Mann's team conducted the study at a Minneapolis hotel during a national academic convention. On the registration table, there were three different baskets: one with apples, one with bags of coffee beans, and one with candy bars. Attendees could take any of the options for free.
Mann rotated three different signs on the apple basket every 20 minutes over two days of the conference, surveying the choices of 369 adults. One explicitly called the apples "a healthy choice." Another implicitly called them healthy with the widely-recognizable heart-healthy symbol. The third sign simply read, "Honey Crisp Apples."
The participants were 63% more likely to choose apples over candy or coffee when the apple basket's sign featured the heart-healthy symbol, Mann tells Tech Insider. The medium-sized study is the first of its kind to her knowledge, and she hopes to perform a similar one with a larger sample.

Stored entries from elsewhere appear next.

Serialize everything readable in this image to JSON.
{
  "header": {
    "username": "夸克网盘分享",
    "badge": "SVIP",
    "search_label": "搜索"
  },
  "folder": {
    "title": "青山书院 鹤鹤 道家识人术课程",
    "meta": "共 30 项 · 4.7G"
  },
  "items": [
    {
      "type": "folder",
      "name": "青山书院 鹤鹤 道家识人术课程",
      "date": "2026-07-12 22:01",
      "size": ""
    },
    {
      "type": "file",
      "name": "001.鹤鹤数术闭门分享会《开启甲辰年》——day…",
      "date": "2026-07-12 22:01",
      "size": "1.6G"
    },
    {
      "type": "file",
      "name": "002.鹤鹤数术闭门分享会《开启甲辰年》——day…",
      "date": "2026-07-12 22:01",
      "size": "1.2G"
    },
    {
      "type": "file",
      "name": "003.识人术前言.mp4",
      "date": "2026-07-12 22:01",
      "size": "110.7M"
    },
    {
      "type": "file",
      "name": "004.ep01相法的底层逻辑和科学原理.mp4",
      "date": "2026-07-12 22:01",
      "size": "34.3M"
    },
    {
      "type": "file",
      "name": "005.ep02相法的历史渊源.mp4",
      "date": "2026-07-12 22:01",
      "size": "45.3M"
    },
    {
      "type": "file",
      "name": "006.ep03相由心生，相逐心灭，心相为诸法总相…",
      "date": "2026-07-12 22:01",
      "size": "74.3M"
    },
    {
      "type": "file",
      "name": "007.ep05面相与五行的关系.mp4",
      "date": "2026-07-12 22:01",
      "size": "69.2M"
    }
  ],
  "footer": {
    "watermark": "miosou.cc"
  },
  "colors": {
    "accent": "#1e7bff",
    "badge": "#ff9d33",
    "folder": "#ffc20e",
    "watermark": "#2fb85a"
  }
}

Mann believes that the word, "healthy" may turn people off because they associate it with food that doesn't taste good, and don't like to be pressured to do things. They prefer to feel like they're making healthy food choices on their own.
"It sort of sounds like an order, like 'Do this healthy thing!' - even though it just said 'a healthy choice,'" Mann says. "People don't like to be told what to do."
The study could provide clues about what makes us more likely to choose simple fruits and vegetables over processed foods. As rates of obesity and heart disease escalate, the US Food and Drug Administration continues to try to find ways to encourage people to eat healthier. Last October, the FDA expressed interest in placing nutrition labels on the front of packages that include calories per serving and grams of fat. Mann says these labels may be ineffective because people find them difficult to understand.
A less complicated label may be the key.